Brillar en una serie que no hace más que mantener una estructura es algo difícil de conseguir y hasta quizás imposible. Sin embargo, Nicola Coughlan y Luke Newton reabren las puertas a entender por qué "Bridgerton" es una de las creaciones más icónicas y emblemáticas de la historia de Netflix. Al igual que, claro, por qué sus personajes son, por fuera de los libros de Julia Quinn, un refresco enternecedor en esta tira sobre la época de la Regencia y donde, en cada episodio, el crecimiento es fundamental para entender un drama histórico lleno de costumbres que no se acoplan a la actualidad.
Sin embargo, antes de continuar, debo admitir que para mí, como crítica escribir sobre "Bridgerton" es bastante difícil. Soy una acechadora fanática de las series románticas de época (pues, me crié con los romances más dramáticos que existen) y Netflix dio justo en el clavo con esta historia. A pesar de que antes de la serie no conocía los libros y, ahora, puedo recitarlos como poesía, sé cuándo encontrar mi lado profesional y hablar de la esta creación como lo que nos compete: una serie que merece sus críticas.

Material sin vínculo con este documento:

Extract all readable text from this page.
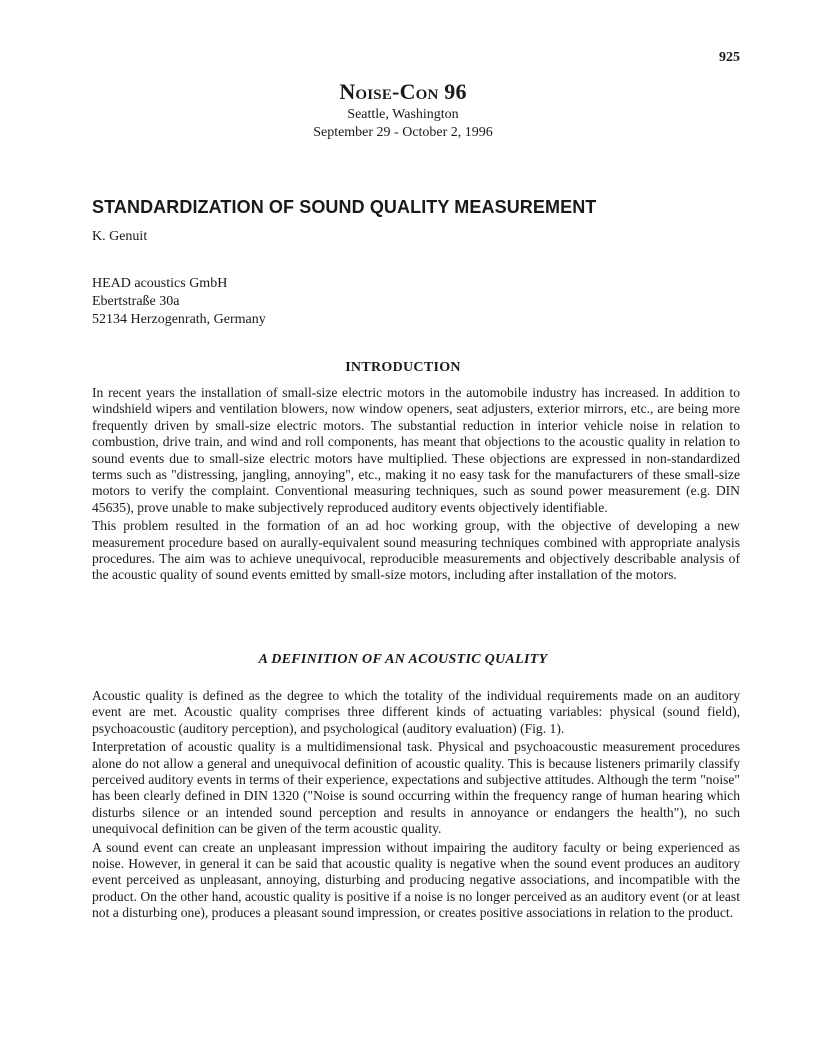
925
Noise-Con 96
Seattle, Washington
September 29 - October 2, 1996
STANDARDIZATION OF SOUND QUALITY MEASUREMENT
K. Genuit
HEAD acoustics GmbH
Ebertstraße 30a
52134 Herzogenrath, Germany
INTRODUCTION

In recent years the installation of small-size electric motors in the automobile industry has increased. In addition to windshield wipers and ventilation blowers, now window openers, seat adjusters, exterior mirrors, etc., are being more frequently driven by small-size electric motors. The substantial reduction in interior vehicle noise in relation to combustion, drive train, and wind and roll components, has meant that objections to the acoustic quality in relation to sound events due to small-size electric motors have multiplied. These objections are expressed in non-standardized terms such as "distressing, jangling, annoying", etc., making it no easy task for the manufacturers of these small-size motors to verify the complaint. Conventional measuring techniques, such as sound power measurement (e.g. DIN 45635), prove unable to make subjectively reproduced auditory events objectively identifiable.

This problem resulted in the formation of an ad hoc working group, with the objective of developing a new measurement procedure based on aurally-equivalent sound measuring techniques combined with appropriate analysis procedures. The aim was to achieve unequivocal, reproducible measurements and objectively describable analysis of the acoustic quality of sound events emitted by small-size motors, including after installation of the motors.

A DEFINITION OF AN ACOUSTIC QUALITY

Acoustic quality is defined as the degree to which the totality of the individual requirements made on an auditory event are met. Acoustic quality comprises three different kinds of actuating variables: physical (sound field), psychoacoustic (auditory perception), and psychological (auditory evaluation) (Fig. 1).

Interpretation of acoustic quality is a multidimensional task. Physical and psychoacoustic measurement procedures alone do not allow a general and unequivocal definition of acoustic quality. This is because listeners primarily classify perceived auditory events in terms of their experience, expectations and subjective attitudes. Although the term "noise" has been clearly defined in DIN 1320 ("Noise is sound occurring within the frequency range of human hearing which disturbs silence or an intended sound perception and results in annoyance or endangers the health"), no such unequivocal definition can be given of the term acoustic quality.

A sound event can create an unpleasant impression without impairing the auditory faculty or being experienced as noise. However, in general it can be said that acoustic quality is negative when the sound event produces an auditory event perceived as unpleasant, annoying, disturbing and producing negative associations, and incompatible with the product. On the other hand, acoustic quality is positive if a noise is no longer perceived as an auditory event (or at least not a disturbing one), produces a pleasant sound impression, or creates positive associations in relation to the product.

Si hay algo de lo que goza "Bridgerton" es de un nivel de producción excepcional, con un presupuesto deslumbrante que te ayuda a sucumbirte en el mundo de la Londres antigua. No obstante eso, el hecho de que en ya una tercera temporada no tenga una diferencia en cuanto a estructura me hace un poco de ruido. Pero, como toda fanática de estos ocho hermanos y, claro de su artífice original, Julia Quinn, siempre tendremos en claro que las historias de amor tienen sus altibajos y sus desafíos, en especial en una temporada de bailes y alta sociedad como en las que se ambientan estos dramas.
Aún así, lo cierto es que la satisfacción que genera "Bridgerton", ese sentimiento de bienestar, comodidad y tranquilidad que produce al verla, logra cerrar todos esos baches que la estructura puede causar. Literalmente, los primeros cuatro episodios los pude ver de un tirón, como si de una maratón se tratara. Y eso fue, además de por la historia, en parte gracias a sus protagonistas: Colin y Penélope, los verdaderos diamantes de esta creación y, a decir verdad, los que más se merecían un romance.

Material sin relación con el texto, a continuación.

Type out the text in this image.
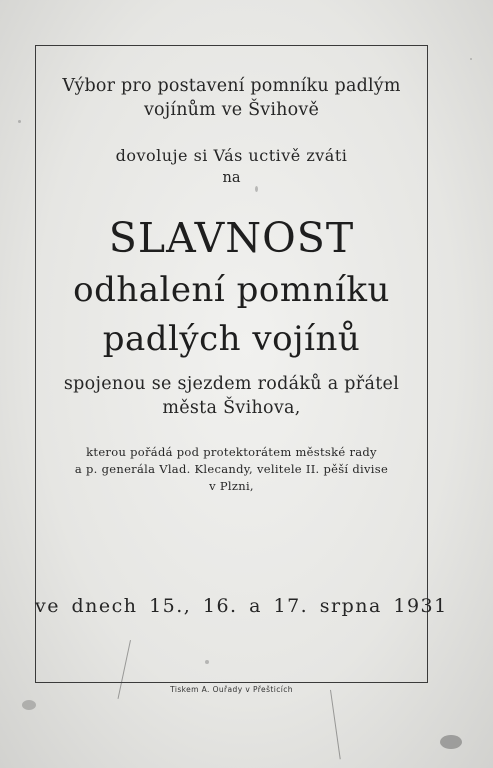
Výbor pro postavení pomníku padlým
vojínům ve Švihově
dovoluje si Vás uctivě zváti
na
SLAVNOST
odhalení pomníku
padlých vojínů
spojenou se sjezdem rodáků a přátel
města Švihova,
kterou pořádá pod protektorátem městské rady
a p. generála Vlad. Klecandy, velitele II. pěší divise
v Plzni,
ve dnech 15., 16. a 17. srpna 1931
Tiskem A. Ouřady v Přešticích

Con aires de "Orgullo y Prejuicio" entre un Colin Bridgerton siendo un romántico empedernido mientras que existe una Penélope con autosuficiencia y empoderamiento para una época, vamos a llamar, difícil, al mejor estilo Elizabeth Bennet, "Polin" se convierte en uno de los mejores y más frescos vínculos. No sé si fue obra y gracia del fanatismo de Chris Van Dusen (productor de esta temporada) por el libro "Seduciendo a Mr. Bridgerton" en el que se basa la temporada o por la química entre Luke Newton y Nicola Coughlan, pero sin dudas los primeros episodios de esta temporada no decepcionan, son encantadores, frescos y al mismo tiempo deslumbrantes.
Si bien la relación de Colin y Pen se empieza a forjar en la primera edición, donde Phoebe Dynevor y Regé-Jean Page son los protagonistas, en esta se desarrolla por completo pese al desafortunado final de la parte dos. Entre los cambios tanto físicos como mentales y emocionales de cada uno hasta que consiguen encontrarse (con una escena épica al final, debo admitir) pasan por todos los estadios que un espectador puede imaginar y, como todo romántico empedernido, desear.
De todas maneras, es definitivo que el goce no puede ser total. ¿Por qué? Porque si hay algo que tiene Netflix es que sabe cuándo abrumar al fan para mantenerlo en vilo y conseguir éxito con la segunda parte que llega el próximo 13 de junio. Es que, a simple vista, desde el primero hasta el cuarto episodio, las chispas entre Colin y Pen son palpables, las miradas entre Luke Newton y Nicola Coughlan sobrepasan la pantalla rompiendo cualquier nivel de perfección, pero surgen varias preguntas que quedan sin respuestas.
Y una de ellas, tiene que ver con la misma que hace el propio Colin: ¿es posible enamorarse tan rápido de alguien que siempre estuvo enfrente o fue un amor escondido en el corazón? Aún así, con esto, la temporada de 3 de "Bridgerton" es la que tanto merecíamos, las que tanto esperábamos y una de las pocas que tiene el eje central del que no se corre: un amor que contra vientos y mareas.